Lurking Fear (1994)
AKA H.P. Lovecraft’s Lurking Fear, Shocking Fear

Starring Jon Finch, Blake Adams, Ashley Laurence, Jeffrey Combs, Allison Mackie, Paul Mantee, Vincent Schiavelli, Joseph Leavengood, Michael Todd, Cristina Stoica, Luana Stoica, Adrian Pintea, Ilinca Goia

Directed by C. Courtney Joyner

Expectations: Moderate. If nothing else, Jeffrey Combs is in it.

On the general scale:

On the B-movie scale:

Lurking Fear is yet another Full Moon film based upon an H.P. Lovecraft tale, but this is definitely one of the minor entries into that sub-genre. Ever since Stuart Gordon scored a major genre hit with Re-Animator, Full Moon has loved going back to the Lovecraft well and Lurking Fear shows them trying that schtick without Gordon’s involvement. It doesn’t work out near as well without him at the helm, but the film is definitely interesting enough to hold your attention.

The story starts off as a couple of separate tales that eventually intersect. The only problem is that once they do it kinda feels like each story’s characters have done a Purple Rose of Cairo and walked out of their movie and into another. I guess this is because the gangster story starts in the city, and the deserted town story feels distinctly removed from that setting. It creates a disjointed feel to the overall movie that even white-eyed, subterranean-dwelling mutants can’t fix. Although I do have to give them credit for creating characters distinct enough to feel like they come from their own worlds.

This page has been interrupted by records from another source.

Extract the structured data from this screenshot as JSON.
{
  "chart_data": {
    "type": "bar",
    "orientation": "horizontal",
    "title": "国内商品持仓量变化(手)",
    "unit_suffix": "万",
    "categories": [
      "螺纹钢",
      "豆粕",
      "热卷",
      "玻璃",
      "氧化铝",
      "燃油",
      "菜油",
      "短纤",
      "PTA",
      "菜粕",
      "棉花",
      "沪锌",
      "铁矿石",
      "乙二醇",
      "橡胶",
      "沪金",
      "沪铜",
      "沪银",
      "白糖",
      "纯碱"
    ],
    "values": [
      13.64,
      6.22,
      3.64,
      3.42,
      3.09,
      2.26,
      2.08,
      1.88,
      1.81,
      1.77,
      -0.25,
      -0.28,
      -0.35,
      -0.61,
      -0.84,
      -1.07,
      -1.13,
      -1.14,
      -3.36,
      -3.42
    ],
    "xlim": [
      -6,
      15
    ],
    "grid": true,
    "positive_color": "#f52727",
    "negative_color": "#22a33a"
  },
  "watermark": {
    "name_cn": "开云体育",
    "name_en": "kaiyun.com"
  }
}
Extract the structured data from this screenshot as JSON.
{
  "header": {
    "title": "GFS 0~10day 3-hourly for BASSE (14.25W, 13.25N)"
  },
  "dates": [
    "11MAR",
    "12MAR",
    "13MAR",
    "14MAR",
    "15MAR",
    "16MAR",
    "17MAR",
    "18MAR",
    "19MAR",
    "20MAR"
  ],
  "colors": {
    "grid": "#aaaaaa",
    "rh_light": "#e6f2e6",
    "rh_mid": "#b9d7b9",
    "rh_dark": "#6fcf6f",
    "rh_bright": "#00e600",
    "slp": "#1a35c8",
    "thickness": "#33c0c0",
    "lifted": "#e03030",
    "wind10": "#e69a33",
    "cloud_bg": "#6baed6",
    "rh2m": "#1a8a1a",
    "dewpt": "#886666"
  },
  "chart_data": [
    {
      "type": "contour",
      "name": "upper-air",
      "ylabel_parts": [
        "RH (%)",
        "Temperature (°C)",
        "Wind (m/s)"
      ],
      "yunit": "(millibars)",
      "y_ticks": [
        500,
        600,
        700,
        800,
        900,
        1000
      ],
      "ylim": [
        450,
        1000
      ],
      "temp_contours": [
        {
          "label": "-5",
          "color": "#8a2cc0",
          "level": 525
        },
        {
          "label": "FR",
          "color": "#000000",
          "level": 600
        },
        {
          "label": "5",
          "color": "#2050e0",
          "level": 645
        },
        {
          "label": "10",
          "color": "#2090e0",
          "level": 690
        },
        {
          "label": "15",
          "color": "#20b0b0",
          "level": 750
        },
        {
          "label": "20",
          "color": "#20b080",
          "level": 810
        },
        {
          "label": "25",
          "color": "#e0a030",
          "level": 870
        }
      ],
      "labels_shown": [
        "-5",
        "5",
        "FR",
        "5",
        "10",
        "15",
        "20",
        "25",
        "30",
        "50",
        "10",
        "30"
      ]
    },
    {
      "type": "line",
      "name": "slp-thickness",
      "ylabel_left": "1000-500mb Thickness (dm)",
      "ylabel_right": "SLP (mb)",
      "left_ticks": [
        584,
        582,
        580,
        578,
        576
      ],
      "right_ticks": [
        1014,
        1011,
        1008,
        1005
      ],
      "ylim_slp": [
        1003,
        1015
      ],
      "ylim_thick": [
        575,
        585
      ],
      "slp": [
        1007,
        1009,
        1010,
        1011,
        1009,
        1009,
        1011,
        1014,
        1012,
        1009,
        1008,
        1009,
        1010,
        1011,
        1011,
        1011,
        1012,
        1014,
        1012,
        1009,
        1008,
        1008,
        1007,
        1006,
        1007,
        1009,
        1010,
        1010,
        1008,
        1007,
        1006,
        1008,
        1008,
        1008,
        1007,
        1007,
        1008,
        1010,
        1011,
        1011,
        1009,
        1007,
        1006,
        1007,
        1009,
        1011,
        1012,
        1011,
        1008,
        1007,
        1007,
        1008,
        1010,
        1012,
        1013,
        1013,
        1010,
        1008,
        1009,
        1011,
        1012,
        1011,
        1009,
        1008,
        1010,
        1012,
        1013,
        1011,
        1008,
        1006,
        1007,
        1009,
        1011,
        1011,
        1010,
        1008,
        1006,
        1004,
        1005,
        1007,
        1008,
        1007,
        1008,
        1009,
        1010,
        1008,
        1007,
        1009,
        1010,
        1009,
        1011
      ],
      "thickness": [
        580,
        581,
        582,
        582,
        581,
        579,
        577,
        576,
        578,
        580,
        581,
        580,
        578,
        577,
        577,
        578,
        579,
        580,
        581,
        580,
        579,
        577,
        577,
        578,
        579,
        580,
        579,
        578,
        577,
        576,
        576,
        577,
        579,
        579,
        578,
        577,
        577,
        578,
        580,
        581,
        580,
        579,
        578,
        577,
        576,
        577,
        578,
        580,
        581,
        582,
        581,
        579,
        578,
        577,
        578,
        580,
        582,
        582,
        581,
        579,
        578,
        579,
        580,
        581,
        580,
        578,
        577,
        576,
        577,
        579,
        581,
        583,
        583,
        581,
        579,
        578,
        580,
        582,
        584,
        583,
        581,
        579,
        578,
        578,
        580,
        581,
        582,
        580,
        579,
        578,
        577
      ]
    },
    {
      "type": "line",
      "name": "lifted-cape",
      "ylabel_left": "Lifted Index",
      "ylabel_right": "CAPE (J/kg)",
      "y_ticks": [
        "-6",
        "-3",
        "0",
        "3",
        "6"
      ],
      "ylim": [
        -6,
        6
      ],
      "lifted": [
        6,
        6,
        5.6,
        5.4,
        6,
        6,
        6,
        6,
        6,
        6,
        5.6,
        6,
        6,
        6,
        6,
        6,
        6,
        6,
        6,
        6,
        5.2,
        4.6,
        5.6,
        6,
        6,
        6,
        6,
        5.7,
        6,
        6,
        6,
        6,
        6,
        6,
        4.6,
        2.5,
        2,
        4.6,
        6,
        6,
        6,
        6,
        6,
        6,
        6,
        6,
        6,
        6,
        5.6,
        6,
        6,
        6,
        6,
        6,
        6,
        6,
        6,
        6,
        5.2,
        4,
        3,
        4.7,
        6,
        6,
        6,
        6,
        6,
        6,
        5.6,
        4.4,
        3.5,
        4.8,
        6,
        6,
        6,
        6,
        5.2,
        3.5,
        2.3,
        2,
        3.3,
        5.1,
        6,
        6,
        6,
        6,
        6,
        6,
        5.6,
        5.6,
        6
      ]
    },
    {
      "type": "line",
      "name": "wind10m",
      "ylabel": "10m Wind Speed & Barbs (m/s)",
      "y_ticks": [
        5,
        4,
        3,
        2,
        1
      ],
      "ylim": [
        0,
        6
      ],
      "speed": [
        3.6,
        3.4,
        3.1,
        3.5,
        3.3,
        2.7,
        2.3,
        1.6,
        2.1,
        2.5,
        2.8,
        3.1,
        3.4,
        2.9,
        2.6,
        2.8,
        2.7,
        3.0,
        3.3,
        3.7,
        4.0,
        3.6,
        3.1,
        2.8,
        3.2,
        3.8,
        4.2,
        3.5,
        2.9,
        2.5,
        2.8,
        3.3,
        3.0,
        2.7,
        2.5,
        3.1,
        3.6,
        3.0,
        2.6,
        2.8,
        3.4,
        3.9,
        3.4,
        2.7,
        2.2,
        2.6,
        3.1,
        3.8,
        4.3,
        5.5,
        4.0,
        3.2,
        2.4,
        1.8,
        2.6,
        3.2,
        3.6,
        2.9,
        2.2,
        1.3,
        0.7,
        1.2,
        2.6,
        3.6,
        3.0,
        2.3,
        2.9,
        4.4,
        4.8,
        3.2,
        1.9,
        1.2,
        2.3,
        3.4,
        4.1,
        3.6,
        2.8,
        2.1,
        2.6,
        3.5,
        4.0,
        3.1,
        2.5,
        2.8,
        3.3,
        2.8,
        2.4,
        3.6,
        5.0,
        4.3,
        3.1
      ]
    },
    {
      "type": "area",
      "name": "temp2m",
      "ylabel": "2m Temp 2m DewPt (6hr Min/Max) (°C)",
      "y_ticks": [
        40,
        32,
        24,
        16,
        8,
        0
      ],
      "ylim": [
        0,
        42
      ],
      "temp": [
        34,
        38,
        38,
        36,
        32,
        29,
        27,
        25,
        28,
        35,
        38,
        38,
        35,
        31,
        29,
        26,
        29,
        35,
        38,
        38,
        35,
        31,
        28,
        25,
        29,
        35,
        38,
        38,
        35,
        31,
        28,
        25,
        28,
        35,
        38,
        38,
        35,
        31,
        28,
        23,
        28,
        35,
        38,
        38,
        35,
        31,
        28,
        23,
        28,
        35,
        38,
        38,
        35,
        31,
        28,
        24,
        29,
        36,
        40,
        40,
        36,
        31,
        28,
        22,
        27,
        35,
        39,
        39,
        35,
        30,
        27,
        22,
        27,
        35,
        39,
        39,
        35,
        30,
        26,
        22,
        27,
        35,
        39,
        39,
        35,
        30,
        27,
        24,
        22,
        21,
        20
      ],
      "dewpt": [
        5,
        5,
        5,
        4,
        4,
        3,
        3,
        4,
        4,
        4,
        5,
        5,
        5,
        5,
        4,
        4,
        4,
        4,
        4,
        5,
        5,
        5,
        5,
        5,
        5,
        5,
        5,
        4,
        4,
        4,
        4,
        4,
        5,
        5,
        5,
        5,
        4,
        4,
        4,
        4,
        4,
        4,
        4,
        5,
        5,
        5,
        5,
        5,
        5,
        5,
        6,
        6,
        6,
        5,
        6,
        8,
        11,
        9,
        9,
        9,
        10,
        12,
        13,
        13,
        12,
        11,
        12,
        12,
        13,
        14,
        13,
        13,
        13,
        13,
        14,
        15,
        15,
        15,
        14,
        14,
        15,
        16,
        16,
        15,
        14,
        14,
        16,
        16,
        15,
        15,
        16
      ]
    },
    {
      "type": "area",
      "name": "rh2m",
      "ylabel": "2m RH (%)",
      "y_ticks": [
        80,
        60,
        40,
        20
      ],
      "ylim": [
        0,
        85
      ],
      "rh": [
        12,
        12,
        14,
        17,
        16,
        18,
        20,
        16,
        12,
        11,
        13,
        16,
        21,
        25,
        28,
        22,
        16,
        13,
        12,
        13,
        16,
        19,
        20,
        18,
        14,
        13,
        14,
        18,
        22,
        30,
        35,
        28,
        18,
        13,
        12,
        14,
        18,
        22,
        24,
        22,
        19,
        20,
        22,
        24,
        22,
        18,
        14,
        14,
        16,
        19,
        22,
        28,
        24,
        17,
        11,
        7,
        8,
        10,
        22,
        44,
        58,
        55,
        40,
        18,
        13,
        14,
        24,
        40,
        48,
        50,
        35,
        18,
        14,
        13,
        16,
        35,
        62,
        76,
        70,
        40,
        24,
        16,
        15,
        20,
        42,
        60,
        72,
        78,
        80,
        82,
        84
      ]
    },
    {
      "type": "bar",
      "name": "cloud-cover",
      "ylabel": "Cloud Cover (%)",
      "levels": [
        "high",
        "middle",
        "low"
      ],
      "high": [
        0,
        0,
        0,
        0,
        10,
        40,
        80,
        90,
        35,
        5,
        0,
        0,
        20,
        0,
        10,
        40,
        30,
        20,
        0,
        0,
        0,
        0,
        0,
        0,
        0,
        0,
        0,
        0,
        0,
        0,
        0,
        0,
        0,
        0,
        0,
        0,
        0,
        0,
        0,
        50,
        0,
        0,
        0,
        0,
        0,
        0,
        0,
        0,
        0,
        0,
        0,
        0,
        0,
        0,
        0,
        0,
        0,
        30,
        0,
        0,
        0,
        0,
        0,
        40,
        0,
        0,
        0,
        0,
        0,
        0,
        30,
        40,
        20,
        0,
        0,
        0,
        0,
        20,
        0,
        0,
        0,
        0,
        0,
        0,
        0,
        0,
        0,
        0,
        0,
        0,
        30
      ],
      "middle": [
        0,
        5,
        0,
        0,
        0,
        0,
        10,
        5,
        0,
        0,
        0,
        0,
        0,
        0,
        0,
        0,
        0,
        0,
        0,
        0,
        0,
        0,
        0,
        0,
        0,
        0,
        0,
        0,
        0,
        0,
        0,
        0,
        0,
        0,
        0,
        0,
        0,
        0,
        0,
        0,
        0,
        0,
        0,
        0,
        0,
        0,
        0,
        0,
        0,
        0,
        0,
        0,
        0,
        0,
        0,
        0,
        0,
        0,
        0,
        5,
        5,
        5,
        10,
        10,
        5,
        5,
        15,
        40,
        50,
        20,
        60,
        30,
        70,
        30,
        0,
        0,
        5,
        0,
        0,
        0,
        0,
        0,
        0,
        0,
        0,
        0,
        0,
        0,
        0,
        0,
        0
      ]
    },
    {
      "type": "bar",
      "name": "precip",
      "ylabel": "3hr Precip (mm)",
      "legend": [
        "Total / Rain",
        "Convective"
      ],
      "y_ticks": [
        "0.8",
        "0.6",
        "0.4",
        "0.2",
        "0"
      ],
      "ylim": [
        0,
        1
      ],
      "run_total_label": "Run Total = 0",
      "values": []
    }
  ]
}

Anyway, the first story thread focuses on John Martense, a guy just out of prison and looking to dig up his father’s stash of money stolen from some gangsters and stuffed inside a corpse. Hot on his trail are said gangsters. The second thread involves Jeffrey Combs as a chain-smoking, thick-bearded doctor with a commando girlfriend played by Hellraiser‘s Ashley Laurence. They’re holed up in the abandoned town of Leffert’s Corner, in the church specifically, and hoping to once and for all rid the town of its curse. And what is this curse, you ask? It’s those white-eyed, subterranean-dwelling mutants I mentioned earlier, of course!

When these two storylines intersect, Lurking Fear becomes something of a re-done Key Largo, if you substituted white-eyed, subterranean-dwelling mutants for the hurricane. But even that isn’t a fair description of the film, as it never specifically focuses on the fear these creatures cause by lurking about under the floorboards. Instead — as many Full Moon films do — its sights are set on interpersonal drama. This is much cheaper than gore and FX, so I understand it, but this movie had a million-dollar budget. Peter Jackson made Bad Taste for under $30,000 and that has an incredible amount of FX, so Full Moon has no excuse.

Lurking Fear was made near the height of Full Moon’s heyday, when they released films like clockwork nearly once a month and they always had a ton of upcoming releases. As for as I know, their budgets rarely reached the million-dollar level, so even knowing their penchant for limited gore and FX, it’s interesting to see what they actually put on the screen when given that kind of money. Sure, they got some big horror names in Jeffrey Combs, Ashley Laurence, the very recognizable face of Vincent Schiavelli, and the star of Hitchcock’s Frenzy, Jon Finch, but where did all that money go if most of the movie is a few people talking in a couple of locations?

That’s what I thought all the way up until I got to the closing minutes of the film, when instead of one white-eyed, subterranean-dwelling mutant, there were a group of them, and shortly thereafter nearly everything in the movie up to that point exploded. The massive explosions don’t come out of left field, but they do stand in stark contrast to the rest of the film’s modest look. I’m not one to complain about explosions, quite the opposite actually, but I think this is a great example of Full Moon’s irresponsibility with a larger-sized budget. Instead of producing a film with a great script and really putting everything they had into it, we get massive, ridiculous explosions. Again, I’m not complaining, but this is a great example of the general production philosophy of Full Moon, although most of their films never pay off as grandly as Lurking Fear does. If only they had the funds, maybe every Full Moon movie would end with massive explosions.

But despite all my issues with the film, I did have fun and I did find it an oddly entertaining movie. The Lovecraft story elements were a definite, creepy highlight, I only wish they were the main focus instead of one of the many sub-plots. There are also quite a few good B-Movie moments, such as the time when our hero John is forced to dig up his grandmother’s grave, and after the gangster’s henchmen throws her body at him, he uses it as a shield when they start firing their guns at him. The two female leads showdown in the rain in something of a mud wrestling scene, and the makeup FX on the white-eyed, subterranean-dwelling mutants is pretty damn good. But these moments paled in comparison to one line spoken by the gangster’s main henchman to our hero John: “Don’t swing your dick with me, boy, or I’ll cut it off!”

Hmm… maybe that script wasn’t so bad after all.